If you move around all your life, you can't find where you come from on a map. All those places where you lived are just that: places. You don't come from any of them; you come from a series of events. And those are mapped in memory. Contingent, precarious events, without the counterpane of places to muffle the knowledge of how unlikely they are. Almost not born at every turn. Without a place, events slow-tumbling through time become your roots [...] Tell the story, gather the events, repeat them. Pattern is a matter of upkeep. Otherwise the weave relaxes back to threads picked up by birds to make their nests. Repeat, or the story will fall and all the king's horses and all the king's men....Repeat, and cradle the places carefully, or events will scatter like marbles on a wooden floor.
I could have written that. I wish I had written that, because it so perfectly describes that feeling of rootlessness, of multi-homeness that describes my upbringing. I have to sometimes think quite carefully about my past to put things into proper order. Where was I when that happened? What grade was I in? Ah yes, then it must have been this year, not that one; this place, not that one.

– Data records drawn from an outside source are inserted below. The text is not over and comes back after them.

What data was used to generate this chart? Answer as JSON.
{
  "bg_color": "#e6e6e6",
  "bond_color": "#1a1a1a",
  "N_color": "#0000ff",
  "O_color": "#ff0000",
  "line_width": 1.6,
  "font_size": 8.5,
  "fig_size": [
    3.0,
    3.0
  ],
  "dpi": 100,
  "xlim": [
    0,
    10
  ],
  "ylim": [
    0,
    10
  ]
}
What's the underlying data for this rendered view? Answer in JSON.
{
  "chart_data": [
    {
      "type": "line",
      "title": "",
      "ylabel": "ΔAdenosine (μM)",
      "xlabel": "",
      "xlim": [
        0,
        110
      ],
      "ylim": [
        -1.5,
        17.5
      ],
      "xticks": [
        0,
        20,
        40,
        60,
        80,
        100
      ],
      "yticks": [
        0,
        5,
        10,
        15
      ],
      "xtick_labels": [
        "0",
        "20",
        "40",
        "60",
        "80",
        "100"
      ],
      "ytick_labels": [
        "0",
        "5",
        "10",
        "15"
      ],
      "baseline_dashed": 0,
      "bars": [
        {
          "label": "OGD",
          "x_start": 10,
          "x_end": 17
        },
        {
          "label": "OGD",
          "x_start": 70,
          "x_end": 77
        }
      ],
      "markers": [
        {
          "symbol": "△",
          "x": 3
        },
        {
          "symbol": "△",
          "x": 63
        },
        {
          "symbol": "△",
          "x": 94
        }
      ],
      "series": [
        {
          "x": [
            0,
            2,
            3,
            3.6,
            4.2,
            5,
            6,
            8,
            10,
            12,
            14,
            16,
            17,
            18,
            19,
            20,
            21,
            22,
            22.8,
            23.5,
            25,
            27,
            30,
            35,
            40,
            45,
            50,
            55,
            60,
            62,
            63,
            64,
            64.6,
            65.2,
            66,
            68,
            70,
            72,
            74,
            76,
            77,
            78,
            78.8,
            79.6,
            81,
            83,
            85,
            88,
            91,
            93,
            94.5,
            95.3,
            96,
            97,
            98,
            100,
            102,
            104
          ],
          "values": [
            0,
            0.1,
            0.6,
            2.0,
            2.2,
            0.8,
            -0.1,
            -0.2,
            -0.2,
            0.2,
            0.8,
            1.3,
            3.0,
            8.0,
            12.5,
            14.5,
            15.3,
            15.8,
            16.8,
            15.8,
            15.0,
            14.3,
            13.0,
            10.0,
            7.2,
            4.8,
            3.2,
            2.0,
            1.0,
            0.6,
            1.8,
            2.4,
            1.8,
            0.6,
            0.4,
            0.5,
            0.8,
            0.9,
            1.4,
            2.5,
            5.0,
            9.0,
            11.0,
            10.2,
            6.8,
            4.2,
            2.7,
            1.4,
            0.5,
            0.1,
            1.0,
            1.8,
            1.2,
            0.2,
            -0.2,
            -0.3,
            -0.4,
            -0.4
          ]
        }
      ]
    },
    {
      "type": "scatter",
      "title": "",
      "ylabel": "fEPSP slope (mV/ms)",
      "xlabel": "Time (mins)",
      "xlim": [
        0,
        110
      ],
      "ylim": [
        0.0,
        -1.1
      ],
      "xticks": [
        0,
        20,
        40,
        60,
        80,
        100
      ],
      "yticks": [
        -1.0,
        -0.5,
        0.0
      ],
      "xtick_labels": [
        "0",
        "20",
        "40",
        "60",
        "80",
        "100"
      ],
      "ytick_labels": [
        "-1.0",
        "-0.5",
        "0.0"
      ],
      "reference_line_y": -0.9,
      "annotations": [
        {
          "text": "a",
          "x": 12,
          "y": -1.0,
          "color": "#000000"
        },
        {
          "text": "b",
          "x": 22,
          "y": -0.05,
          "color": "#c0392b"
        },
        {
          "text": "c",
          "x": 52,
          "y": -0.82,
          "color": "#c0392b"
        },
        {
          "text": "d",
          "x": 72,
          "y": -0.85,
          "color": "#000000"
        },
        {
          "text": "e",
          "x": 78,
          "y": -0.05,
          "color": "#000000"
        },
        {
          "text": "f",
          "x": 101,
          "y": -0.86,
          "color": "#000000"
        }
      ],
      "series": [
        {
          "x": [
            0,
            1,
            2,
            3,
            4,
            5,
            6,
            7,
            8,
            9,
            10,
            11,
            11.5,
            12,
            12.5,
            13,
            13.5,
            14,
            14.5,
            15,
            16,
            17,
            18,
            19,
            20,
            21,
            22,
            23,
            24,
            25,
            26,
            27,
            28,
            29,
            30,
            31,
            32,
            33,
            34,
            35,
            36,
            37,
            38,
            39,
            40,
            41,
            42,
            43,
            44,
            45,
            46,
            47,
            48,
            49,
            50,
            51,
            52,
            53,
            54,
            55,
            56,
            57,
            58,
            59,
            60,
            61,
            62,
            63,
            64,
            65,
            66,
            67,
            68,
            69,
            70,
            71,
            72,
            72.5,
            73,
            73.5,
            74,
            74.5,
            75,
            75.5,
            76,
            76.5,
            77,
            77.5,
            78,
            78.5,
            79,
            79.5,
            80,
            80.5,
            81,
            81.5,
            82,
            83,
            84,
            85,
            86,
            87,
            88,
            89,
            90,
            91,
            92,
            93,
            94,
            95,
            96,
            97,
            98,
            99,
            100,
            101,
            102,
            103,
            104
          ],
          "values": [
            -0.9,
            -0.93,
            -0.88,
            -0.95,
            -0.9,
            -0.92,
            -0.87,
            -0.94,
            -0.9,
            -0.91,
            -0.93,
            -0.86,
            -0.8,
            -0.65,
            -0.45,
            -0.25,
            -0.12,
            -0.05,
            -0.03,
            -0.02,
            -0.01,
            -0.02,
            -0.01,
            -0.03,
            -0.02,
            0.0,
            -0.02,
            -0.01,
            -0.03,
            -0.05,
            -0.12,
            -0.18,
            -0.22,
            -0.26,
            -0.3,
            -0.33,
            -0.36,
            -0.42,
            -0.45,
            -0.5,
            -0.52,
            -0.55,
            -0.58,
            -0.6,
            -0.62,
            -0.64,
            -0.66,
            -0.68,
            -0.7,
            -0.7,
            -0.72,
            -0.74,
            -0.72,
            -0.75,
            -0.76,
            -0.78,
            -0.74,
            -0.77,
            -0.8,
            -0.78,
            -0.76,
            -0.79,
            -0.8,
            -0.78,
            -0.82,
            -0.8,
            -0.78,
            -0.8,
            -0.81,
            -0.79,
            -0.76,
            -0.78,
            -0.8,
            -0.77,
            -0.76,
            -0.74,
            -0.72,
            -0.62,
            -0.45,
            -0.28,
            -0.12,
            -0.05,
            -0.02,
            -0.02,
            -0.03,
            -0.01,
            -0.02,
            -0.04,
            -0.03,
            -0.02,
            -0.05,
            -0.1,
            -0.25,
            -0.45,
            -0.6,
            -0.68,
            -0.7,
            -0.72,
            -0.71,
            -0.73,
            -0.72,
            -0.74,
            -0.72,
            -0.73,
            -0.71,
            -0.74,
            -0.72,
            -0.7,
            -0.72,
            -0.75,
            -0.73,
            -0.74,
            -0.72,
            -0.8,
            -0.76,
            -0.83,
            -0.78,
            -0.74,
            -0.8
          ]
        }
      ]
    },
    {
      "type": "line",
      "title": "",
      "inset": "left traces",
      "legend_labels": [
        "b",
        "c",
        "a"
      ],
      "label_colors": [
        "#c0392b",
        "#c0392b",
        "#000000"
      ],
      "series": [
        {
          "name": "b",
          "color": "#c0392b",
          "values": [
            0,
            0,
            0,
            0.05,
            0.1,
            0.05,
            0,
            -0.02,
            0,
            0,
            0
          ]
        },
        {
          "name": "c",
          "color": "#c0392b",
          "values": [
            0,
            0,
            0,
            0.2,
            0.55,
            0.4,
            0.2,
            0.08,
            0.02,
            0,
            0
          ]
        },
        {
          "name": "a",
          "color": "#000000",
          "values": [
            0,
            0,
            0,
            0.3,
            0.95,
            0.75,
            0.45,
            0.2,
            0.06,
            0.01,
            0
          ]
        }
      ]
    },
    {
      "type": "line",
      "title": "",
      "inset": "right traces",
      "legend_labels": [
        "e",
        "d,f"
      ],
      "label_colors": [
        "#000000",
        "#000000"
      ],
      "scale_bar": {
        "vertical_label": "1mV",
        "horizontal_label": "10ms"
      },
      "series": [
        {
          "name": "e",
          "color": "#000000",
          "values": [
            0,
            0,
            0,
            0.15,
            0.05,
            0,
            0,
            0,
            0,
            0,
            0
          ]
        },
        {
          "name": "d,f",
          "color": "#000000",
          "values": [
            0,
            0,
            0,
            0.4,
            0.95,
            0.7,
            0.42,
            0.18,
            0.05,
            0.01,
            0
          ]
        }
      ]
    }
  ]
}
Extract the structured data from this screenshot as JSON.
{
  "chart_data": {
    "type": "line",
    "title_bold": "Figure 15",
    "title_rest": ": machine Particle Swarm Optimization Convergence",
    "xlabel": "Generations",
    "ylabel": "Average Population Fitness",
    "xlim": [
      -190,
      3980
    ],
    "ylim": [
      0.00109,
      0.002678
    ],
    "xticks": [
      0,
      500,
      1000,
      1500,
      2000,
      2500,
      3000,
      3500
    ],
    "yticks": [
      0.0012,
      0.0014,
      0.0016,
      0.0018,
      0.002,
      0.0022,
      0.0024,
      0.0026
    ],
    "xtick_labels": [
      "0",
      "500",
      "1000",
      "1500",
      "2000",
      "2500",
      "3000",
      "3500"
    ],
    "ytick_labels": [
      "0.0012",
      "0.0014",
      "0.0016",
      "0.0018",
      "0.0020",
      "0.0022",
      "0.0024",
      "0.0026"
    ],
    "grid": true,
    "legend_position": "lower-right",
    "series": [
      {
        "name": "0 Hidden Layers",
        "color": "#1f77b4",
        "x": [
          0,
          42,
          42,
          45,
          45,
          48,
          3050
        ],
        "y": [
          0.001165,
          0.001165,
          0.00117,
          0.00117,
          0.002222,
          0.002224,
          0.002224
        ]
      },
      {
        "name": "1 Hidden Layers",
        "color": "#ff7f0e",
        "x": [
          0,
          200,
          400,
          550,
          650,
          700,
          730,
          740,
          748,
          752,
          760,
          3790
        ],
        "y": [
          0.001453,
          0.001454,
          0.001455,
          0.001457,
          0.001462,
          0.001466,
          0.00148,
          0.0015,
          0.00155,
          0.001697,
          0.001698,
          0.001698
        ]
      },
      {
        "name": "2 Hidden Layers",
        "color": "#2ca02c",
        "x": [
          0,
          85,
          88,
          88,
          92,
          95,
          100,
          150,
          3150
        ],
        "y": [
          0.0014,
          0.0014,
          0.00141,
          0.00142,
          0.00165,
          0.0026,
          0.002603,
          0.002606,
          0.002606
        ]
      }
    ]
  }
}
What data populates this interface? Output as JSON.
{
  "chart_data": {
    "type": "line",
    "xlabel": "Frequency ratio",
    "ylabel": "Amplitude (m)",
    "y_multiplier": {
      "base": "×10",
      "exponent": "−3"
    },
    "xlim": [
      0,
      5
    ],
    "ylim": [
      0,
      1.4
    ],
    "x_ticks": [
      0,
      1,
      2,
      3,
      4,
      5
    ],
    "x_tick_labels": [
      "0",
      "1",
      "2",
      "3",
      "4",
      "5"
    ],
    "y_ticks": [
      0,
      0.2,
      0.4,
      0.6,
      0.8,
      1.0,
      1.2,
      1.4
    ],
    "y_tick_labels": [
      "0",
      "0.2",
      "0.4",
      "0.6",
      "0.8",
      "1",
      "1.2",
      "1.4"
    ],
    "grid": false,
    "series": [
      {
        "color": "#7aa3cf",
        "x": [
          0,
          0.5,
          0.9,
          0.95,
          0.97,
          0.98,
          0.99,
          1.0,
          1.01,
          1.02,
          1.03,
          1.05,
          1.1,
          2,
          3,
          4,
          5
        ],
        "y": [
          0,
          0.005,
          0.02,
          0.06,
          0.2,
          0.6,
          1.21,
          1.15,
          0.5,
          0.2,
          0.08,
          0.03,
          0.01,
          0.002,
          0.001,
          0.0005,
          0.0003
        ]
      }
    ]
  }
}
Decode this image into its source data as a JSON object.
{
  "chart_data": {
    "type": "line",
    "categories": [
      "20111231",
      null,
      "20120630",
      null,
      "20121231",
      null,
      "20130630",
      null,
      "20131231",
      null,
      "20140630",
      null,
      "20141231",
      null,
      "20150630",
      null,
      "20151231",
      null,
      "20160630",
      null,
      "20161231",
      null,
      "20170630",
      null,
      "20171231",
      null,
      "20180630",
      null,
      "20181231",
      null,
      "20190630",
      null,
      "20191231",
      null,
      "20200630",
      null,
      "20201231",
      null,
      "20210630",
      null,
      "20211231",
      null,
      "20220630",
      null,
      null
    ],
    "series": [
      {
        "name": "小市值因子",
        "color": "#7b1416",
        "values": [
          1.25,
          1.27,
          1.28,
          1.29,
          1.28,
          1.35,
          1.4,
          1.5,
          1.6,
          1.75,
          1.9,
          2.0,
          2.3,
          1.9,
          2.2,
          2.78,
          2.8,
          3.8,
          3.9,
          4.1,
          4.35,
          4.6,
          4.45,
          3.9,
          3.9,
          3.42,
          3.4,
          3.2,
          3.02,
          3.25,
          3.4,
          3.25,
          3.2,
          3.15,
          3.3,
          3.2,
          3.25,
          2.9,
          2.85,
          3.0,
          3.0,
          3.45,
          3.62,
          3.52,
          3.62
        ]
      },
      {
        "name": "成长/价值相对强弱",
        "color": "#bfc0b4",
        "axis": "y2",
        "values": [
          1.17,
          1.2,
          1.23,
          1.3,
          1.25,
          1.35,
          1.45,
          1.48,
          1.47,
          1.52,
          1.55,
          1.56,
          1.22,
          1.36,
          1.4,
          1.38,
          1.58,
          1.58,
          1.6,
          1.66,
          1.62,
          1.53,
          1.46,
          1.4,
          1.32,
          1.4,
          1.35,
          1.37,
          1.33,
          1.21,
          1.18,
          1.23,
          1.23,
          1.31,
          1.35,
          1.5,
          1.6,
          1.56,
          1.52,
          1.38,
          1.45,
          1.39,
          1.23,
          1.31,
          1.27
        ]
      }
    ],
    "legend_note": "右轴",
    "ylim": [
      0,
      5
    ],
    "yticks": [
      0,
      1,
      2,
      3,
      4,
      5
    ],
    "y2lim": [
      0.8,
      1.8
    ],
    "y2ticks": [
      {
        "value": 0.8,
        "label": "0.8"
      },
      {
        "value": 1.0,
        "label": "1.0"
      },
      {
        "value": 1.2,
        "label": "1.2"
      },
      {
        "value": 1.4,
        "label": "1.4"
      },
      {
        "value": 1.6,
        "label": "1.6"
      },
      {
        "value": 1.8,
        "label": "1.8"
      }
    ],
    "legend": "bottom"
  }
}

Writing that list of lost things last night was like that. A kaleidoscopic moment-in-time, which twisted and reformed with each memory-shake. Remembering my life is like that. Writing in this journal is like that. Reading blogs is like that, too. A shake, a twist, then putting my eye to the viewhole, and peering in to see what patterns and beautiful creations can be seen.
2 Things That I Can Do Well if I Put My Mind To It
1) I can make a bed with hospital corners, neat and tidy and crisp, but I don't anymore because I abandoned using top sheets years and years ago. I don't remember who taught me how; most likely my mom who also taught me how to iron. I don't do that either, except once in awhile for our cloth napkins or tablecloths used for special dinner parties. I don't know why I dislike ironing, but I do. I put it off sometimes until we actually need the napkins again, which means, basically, double-ironing.
2) I can giftwrap like a professional, neat square corners, lined up and matched. It was probably my mom who taught me that, as well. After purchasing one of Anders' Christmas presents this year at a sports store, watching the young cashier's aide bungle and botch and mangle the wrapping job was actually painful. I had to look away and then turn my body to avoid snatching the tape out of her hands and doing it myself.
Really Great Writing Out There Right Now: Noticing Right Now
Big Girl, Best-Year-of-Your-Life, Bubbling Birthday Wishes to helloheather!